Wednesday, August 17, 2011

Radio Slogan

Tomorrow at 5:30 am I will be rowing on lake Mendota!!!!! I am so excited and nervous I don't think I will be able to sleep tonight. I couldn't sleep last night because I was quizzing myself on rowing vocabulary and trying to remember if there is a difference in port and starboard oars (I think there is). I want to know what kind of shells they have and the pattern on the oars.

I've been wanting to talk about Christian radio station slogans. We heard one this past weekend that was truly unique. Caleb and I were driving home from visiting his parents. We spent the first hour of the ride with the windows down and Switchfoot blasting. We never ride like this, but we were happy and the weather was great and it was the weekend. When we got tired of driving like that (let's face it, you can't sustain that kind of drive for four hours), we rolled up the windows and switched to radio. After a couple of songs, we heard the slogan: "88.7... bringing the good news to sinful Iowa." We both sucked in our breath and exclaimed, "Whoaaa!!" at the same time. Caleb said, "and with such a soothing voice, too." We are bringing the good news to all you filthy sinners out there in the great state of Iowa, where we both happen to live and work. We have a church too, if you ever want to come to it, you sinner. What person who hears that slogan is going to want to have anything to do with Christians, judgmental or otherwise?

I mean, we're all in need of some good news, right? Wheaties, remember the chapter in Bonheoffer's Life Together when he talks about being shocked to discover a sinner in our midst? Christians still sin, so I don't think we should be so quick to create stark dichotomies between those who possess the good news and those who do not in terms of their sinfulness. It's not just one side that has sin issues. Both sides do. How about bringing the good news to ourselves and getting rid of that superiority sentiment? How about embracing an attitude of humility? If we put up walls and project to the world that it's so sinful and so different from us that we can't relate to it, the church will not grow.

It's this kind of pretending that causes even bigger credibility problems for the church-- like when it turns out a pastor has been sleeping with members of his congregation. Pretending that all sin and temptation has vanished from our lives and projecting that image to American society sets us up for big problems when the truth comes out that, oh, I'm really not perfect.

Another problem with this handy little slogan is that it assumes that non-Christians should, and do, try to live up to Christian standards for "holy living." Why would they when they don't believe in Christianity? Christians condemn non-Christians for not living in accordance with something they don't believe. Now, that's twisted. If a Buddhist condemned me for not following the Buddhist principles, I would say, hey man, I'm not a Buddhist. And he would say okay. And that would be the end of it. But Christians can agitate so much! and get away with it on the radio!

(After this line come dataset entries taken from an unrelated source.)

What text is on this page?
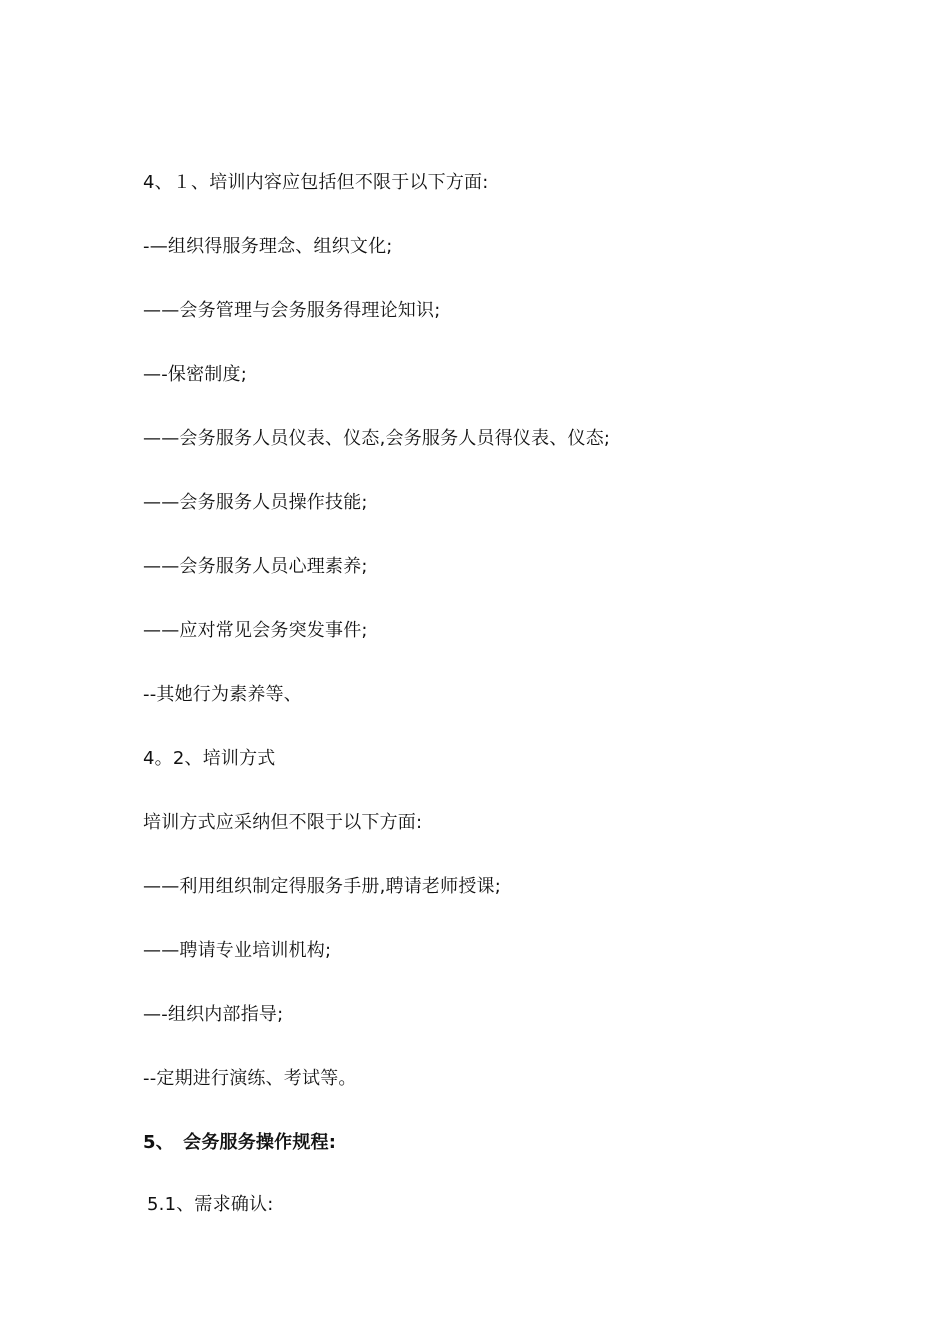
4、１、培训内容应包括但不限于以下方面:
-—组织得服务理念、组织文化;
——会务管理与会务服务得理论知识;
—-保密制度;
——会务服务人员仪表、仪态,会务服务人员得仪表、仪态;
——会务服务人员操作技能;
——会务服务人员心理素养;
——应对常见会务突发事件;
--其她行为素养等、
4。2、培训方式
培训方式应采纳但不限于以下方面:
——利用组织制定得服务手册,聘请老师授课;
——聘请专业培训机构;
—-组织内部指导;
--定期进行演练、考试等。
5、　会务服务操作规程:
5.1、需求确认:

If I'm not a Christian and I flip to 88.7 on scan and hear "bringing the good news to sinful Iowa" I will either feel judged, confused, guilty for vague reasons, or angry. Calling people "sinful" creates distance instead of an environment of care and welcoming. What about getting to know someone instead of slapping on that "sinful" label? Ask them what they care about. People are very different, and a lot of times this creates fear in Christians. But what reason do we have to be afraid? Fear of people's thoughts, fear of things they're involved in, fear of being wrong, fear of being labeled. These are common fears. When we are firmly grounded in our identity (in Christ, etc.), we don't have to be afraid. Maybe who we are is just what was needed to reach someone (D. Klee). I'm not a pro, but it's somewhere to start.


  1. Seriously, you bring up an interesting point. As Christians, are we "sinners saved by grace" or are we " the saints?" It was my understanding (from teachings that I heard) that to continually refer to ourselves as sinners kept us in that place (which was a negative thing). To call ourselves saints was some kind of positive thinking, like you said in your last post "Saying who I am helps me to become it more. "
    My other thought was that the slogan was a reflection of an older age of Christianity, and that part of the country. Your generation has been raised with much more tolerance. And let's face it -- you have never gone to a traditional church where they preached that kind of stuff regularly. Be thankful for that!
    Anyway, those are some thoughts I had after reading and thinking about what you wrote. I could go on, but then I would be preaching too!

  2. I think we are both saints and sinners saved by grace. Dr. Ryken did a great chapel talk on this last year-- we have to hold them both in tension. We're not worms, but we're also not perfect. Our righteousness comes through grace-- it's not because of what we do, and so, there's no place for pride. We don't harp on ourselves for being sinners, "when we were still sinners, Christ died for us," but we don't pretend the flesh doesn't exist either. We are redeemed and being made holy. Talking about it like this emphasizes that it's a process-- growing and knowing God more and more, being made like him. What do you think?